# Designed and am building my own 4 rub rack



## mandl (Oct 9, 2011)

Hi all, 

Just an update on our new royal adventure.... Can't find the 'exactly right' rack for our needs so have decided to design and build my own, :gasp:


It'll house for 33litre rubs, in one column... So one wide, four high. It'll be finished to resemble the other furniture in the spare room and wil be loverly jubbly 

Have bought all the wood, cut all panels to size and begun rebating the top and sides.

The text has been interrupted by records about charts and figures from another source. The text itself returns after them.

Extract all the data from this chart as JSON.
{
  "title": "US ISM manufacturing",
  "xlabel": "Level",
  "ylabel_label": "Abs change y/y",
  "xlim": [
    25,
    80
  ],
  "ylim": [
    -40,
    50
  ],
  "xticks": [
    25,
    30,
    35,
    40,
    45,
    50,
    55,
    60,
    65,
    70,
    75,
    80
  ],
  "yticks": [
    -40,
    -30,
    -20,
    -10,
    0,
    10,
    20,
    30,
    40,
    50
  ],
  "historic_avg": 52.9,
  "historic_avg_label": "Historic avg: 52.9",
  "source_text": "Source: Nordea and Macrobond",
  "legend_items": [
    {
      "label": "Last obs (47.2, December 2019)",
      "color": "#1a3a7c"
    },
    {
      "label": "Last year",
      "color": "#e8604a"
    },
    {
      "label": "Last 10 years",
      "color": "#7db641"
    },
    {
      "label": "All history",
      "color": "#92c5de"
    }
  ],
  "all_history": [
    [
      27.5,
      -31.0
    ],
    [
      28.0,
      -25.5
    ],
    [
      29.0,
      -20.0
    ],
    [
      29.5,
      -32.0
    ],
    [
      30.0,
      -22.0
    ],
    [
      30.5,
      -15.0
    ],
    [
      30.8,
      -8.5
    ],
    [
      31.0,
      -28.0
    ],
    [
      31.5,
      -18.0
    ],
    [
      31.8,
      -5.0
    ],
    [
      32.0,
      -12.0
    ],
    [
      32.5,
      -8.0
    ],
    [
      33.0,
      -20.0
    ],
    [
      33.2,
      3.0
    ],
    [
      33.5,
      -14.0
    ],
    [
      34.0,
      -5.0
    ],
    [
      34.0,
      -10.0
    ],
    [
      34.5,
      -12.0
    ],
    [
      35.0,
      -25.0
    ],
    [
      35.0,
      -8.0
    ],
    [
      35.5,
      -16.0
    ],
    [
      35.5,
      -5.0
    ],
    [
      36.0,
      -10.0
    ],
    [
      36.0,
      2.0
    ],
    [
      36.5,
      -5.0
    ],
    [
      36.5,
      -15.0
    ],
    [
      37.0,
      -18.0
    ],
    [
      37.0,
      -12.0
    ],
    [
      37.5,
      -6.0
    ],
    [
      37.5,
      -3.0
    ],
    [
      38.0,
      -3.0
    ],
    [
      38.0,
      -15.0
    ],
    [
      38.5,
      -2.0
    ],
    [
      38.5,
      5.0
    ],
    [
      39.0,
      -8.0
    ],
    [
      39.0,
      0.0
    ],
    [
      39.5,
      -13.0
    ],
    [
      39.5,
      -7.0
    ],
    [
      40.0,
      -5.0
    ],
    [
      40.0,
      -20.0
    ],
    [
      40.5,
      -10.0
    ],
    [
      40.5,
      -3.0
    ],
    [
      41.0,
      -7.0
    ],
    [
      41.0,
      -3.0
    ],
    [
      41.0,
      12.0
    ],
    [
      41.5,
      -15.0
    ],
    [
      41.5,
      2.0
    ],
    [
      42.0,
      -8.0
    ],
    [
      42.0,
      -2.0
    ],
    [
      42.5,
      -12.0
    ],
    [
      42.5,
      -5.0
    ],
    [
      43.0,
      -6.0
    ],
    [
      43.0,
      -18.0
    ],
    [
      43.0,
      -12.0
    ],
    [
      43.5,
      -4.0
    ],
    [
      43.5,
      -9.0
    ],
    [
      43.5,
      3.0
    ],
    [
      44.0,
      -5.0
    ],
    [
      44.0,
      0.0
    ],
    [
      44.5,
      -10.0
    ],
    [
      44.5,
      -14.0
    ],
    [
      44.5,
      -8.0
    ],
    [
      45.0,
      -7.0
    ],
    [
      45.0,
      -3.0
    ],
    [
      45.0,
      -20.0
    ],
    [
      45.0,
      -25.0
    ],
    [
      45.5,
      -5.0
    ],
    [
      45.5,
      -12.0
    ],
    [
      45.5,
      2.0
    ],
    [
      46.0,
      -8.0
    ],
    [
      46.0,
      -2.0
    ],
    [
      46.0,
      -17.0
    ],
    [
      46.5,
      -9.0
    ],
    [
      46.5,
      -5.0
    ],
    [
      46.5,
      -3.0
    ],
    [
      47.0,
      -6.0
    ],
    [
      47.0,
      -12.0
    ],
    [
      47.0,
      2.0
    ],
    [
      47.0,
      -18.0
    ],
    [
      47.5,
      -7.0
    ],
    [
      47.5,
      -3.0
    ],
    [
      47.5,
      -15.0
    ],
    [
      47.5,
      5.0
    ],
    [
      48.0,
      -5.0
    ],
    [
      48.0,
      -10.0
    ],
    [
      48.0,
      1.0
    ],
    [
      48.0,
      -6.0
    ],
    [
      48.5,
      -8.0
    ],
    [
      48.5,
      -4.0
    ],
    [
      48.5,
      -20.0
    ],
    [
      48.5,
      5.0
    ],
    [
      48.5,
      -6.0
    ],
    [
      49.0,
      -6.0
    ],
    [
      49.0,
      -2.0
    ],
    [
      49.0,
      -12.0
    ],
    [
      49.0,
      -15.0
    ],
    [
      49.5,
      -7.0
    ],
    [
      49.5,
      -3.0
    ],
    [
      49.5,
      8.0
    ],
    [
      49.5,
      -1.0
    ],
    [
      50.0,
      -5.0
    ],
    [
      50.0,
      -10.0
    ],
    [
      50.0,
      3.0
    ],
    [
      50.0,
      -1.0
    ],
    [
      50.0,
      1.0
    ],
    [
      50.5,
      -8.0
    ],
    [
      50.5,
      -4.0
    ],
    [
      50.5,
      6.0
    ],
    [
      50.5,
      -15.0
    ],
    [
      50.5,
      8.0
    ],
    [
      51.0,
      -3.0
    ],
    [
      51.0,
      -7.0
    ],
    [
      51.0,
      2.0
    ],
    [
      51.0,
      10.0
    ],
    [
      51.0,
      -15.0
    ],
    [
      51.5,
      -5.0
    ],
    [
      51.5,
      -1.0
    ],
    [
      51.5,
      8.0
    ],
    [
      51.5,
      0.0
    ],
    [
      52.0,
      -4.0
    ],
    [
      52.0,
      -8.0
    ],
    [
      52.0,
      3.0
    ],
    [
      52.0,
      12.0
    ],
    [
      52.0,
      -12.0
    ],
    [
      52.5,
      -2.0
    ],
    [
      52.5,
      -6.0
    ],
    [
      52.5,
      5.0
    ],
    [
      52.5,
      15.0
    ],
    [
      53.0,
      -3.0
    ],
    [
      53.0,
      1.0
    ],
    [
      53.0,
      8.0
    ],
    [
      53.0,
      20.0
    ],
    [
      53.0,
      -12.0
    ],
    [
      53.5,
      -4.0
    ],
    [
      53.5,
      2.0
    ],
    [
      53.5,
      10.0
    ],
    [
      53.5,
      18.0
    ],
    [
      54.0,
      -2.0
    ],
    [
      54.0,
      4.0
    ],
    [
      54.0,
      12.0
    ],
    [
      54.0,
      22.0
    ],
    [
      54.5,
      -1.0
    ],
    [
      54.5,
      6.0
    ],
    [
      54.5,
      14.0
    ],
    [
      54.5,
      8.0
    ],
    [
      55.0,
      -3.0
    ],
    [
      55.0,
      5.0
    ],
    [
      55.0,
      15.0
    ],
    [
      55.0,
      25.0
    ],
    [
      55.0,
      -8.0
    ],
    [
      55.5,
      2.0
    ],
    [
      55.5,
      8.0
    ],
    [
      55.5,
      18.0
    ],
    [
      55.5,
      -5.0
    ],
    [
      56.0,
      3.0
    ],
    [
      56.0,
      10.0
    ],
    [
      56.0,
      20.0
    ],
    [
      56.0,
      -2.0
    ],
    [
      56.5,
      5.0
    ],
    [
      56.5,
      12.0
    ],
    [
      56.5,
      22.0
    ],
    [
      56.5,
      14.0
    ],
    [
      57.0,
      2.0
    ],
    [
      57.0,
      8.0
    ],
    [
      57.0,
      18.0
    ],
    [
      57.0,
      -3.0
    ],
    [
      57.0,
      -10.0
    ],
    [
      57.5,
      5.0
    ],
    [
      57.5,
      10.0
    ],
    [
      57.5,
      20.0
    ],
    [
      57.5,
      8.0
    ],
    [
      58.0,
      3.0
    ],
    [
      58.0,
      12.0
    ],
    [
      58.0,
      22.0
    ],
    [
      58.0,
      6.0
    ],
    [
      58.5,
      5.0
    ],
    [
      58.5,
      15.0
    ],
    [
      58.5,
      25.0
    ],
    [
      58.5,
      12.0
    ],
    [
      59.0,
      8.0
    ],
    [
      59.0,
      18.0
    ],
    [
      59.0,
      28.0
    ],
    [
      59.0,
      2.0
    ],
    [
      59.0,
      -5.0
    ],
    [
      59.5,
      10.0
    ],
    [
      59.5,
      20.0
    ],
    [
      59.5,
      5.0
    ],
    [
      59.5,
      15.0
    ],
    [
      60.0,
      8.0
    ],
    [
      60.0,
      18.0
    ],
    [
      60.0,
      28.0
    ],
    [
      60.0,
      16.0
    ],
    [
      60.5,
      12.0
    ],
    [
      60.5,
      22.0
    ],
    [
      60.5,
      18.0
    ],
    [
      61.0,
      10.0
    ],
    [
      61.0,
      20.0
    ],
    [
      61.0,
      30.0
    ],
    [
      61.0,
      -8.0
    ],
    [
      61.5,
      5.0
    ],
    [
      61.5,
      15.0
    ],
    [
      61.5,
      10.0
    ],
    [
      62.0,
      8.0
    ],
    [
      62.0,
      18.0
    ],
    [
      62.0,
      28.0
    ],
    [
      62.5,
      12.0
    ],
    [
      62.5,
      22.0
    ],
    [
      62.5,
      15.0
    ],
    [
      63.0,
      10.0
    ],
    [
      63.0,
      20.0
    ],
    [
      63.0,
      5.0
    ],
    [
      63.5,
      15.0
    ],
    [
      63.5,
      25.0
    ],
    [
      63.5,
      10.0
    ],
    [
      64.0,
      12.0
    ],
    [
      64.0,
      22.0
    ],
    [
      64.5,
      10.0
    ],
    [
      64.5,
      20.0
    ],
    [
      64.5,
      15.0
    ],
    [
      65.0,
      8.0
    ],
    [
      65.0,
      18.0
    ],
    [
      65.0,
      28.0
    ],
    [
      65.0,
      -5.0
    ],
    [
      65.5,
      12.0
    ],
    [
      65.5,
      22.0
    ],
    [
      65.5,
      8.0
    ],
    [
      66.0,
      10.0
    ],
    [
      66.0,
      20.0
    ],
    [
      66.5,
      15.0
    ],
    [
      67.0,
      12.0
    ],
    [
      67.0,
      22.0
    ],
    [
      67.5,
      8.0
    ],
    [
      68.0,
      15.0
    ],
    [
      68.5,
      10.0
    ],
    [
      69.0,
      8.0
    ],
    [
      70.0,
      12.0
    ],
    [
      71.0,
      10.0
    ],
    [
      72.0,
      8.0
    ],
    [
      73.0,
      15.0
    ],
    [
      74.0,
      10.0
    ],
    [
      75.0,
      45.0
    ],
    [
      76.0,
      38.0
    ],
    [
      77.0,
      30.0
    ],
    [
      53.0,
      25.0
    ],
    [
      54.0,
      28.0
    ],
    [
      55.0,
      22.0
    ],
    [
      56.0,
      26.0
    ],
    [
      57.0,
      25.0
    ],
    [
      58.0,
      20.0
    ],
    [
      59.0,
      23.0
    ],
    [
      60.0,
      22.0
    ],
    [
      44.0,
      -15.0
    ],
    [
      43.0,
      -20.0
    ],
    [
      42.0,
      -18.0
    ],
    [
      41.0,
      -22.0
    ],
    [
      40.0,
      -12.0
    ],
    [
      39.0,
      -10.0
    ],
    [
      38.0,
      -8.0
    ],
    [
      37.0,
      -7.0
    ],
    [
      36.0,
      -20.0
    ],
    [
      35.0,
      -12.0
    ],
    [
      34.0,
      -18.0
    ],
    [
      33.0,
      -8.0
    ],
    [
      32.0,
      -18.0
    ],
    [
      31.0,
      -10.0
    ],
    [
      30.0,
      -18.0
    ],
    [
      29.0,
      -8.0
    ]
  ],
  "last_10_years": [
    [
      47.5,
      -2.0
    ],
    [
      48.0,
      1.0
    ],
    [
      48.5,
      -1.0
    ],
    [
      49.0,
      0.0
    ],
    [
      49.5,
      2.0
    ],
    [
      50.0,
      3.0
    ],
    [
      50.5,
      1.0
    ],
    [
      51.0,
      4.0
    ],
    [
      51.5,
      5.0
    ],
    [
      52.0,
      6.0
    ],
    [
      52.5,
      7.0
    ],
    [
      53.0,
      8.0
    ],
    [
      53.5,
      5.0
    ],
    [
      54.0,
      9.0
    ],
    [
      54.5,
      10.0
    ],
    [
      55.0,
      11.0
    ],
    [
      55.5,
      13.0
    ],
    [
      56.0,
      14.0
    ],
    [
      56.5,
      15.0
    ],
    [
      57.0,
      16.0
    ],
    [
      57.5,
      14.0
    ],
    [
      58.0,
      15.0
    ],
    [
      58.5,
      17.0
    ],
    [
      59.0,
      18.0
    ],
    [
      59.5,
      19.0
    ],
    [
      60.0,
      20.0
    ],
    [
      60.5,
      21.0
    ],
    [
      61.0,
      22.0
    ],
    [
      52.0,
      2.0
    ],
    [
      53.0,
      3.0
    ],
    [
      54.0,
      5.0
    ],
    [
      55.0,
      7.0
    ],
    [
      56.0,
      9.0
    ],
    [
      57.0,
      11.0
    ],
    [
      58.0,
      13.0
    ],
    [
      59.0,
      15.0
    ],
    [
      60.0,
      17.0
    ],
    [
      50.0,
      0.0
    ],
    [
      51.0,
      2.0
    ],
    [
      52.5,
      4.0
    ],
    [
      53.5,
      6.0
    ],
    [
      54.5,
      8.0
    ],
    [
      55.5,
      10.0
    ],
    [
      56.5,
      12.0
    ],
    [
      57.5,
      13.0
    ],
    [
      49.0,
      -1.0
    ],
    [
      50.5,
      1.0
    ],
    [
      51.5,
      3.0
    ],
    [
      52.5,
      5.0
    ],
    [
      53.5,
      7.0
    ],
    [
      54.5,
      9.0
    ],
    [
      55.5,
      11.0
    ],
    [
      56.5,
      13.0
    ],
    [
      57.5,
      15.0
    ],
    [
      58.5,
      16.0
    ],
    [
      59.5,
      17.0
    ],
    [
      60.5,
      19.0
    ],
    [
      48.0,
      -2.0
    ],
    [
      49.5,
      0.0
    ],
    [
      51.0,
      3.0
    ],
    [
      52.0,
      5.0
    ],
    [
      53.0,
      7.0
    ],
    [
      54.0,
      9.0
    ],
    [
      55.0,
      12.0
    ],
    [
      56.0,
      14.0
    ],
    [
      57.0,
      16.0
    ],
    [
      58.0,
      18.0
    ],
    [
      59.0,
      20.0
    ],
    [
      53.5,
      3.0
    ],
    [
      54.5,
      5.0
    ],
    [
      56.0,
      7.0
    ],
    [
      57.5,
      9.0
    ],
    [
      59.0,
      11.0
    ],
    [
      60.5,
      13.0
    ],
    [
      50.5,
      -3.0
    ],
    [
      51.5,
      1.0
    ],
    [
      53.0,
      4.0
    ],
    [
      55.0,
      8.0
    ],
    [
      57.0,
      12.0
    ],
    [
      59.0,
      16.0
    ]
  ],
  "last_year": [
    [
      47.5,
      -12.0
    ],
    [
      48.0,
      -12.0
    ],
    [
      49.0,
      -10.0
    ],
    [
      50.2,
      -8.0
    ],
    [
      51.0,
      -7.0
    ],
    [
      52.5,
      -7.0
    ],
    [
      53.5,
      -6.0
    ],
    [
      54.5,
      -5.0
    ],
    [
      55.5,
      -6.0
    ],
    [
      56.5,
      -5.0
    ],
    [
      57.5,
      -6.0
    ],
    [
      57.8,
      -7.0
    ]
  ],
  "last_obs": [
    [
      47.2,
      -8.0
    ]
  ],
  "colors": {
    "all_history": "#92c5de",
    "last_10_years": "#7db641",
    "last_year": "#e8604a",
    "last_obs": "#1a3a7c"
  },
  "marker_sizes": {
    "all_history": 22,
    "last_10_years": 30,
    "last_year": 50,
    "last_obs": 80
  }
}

Hope to have it sorted tomorrow bar the external finish, so I'll get some pics done to show you what I've done...

All rather fun this royal adventure 
:2thumb:
mandl 
(mike & Linda)


----------



## mandl (Oct 9, 2011)

here are some pics on my progress today 

drew up my thoughts and changed it a few times then did a set of plans, the stuff under the plans are a side panel (part finished) and the shelves.









This shows a side panel having rebates and the shelf slots cut into it.









a side panel all machined, just some sanding to the internal parts i wont be able to reach once it's all assembled.









all assembled (aside from the edge pieces covering the exposed mdf) and glued, all clamped and drying overnight









I've sealed all the joints with a bathroom silicone sealent to stop water ingress into the mdf..









the materials are :
19mm Pine veneer MDF for the side panels and top as I'm going to finish it to match my spare room furniture ... the rest is 15mm MDF.


hope you like it. more pics soon....

mandl


----------



## Azpiercedaz (Sep 17, 2006)

Looking good mate, nice work! :2thumb:


----------



## mandl (Oct 9, 2011)

Azpiercedaz said:


> Looking good mate, nice work! :2thumb:


Cheers  it's been fun so far! Will have more pics to post when it is in the finishing stages 

Mandl


----------



## mandl (Oct 9, 2011)

actually got a bit more time on this project today  so...

edge trims all going on to hide the exposed MDF









then all done - all edges have trim on them. this is also all sanded and awaiting a colour and varnish 









more soon 

mandl


----------



## mandl (Oct 9, 2011)

*All finished!! *

Hi gang 

an update - it's all finished. Stat and heat mats on the top three shelves (for now) are installed and cables neatly contained in cable conduits etc.

Finish has gone well and I'm very pleased I shall upload pics tonight.

We shall be populating the rack in the next week i imagine with our boys' female pastels and our very own spinner bought from Mark Watts  Can't wait!

mandl


----------



## mandl (Oct 9, 2011)

all complete.

the finish is three light coats of an english light oak stain, then three coats of a tough polyurethane varnish with a wire wooling between coats. Gave me a pleasing shine and smooth result.









a closer view of the top to show the colour and shine 









me in the finish  just because ... lol...









ALL INSTALLED !! here it is undergoing testing. all the heat mats and stat are installed, the cables being neatly cointained in conduit run along the back of each shelf and along to a centre boad that acts as a stop for the rubs and for the main cable management - a convenient place for the stat to be installed too.









Hope you like it - any comments welcomed 

mandl


----------



## shaneharrison (Sep 11, 2011)

good work mate! looks great. i'm looking at building something similar in the next month or two. how much did the materials cost you?


----------



## mandl (Oct 9, 2011)

Hi Shane...
Thanks  I'm well pleased. All the wood cost £98. I had the stain and varnish already as well as the plastic conduit. But that's only another £15 or so. The rubs were £13 each I think.

The heat mats were £14 each and the pulse stat was £33

Hope that helps. Happy to assist with any other questions you might have 

mandl


----------



## Southerncopperhead (Oct 5, 2011)

heya mate just thought i would say very good project and very good end product
i have just bought one for my non venomous snakes and gonna build one for my venomous snakes soon as going for dwal


----------



## mandl (Oct 9, 2011)

Southerncopperhead said:


> heya mate just thought i would say very good project and very good end product
> i have just bought one for my non venomous snakes and gonna build one for my venomous snakes soon as going for dwal


 
thanks  was fun to build it 

mandl


----------



## funky1 (Jun 18, 2008)

That`s a really nice looking rack - well worth the time and effort you`ve spent on it, and as you say, far more rewarding than buying one in too! Gonna have to get me a garage/workshop like yours with all those tools in! Nice work.


----------



## mandl (Oct 9, 2011)

funky1 said:


> That`s a really nice looking rack - well worth the time and effort you`ve spent on it, and as you say, far more rewarding than buying one in too! Gonna have to get me a garage/workshop like yours with all those tools in! Nice work.


cheers funky1

i love my workshop and have got tyhe bug again for sure. 

mandl


----------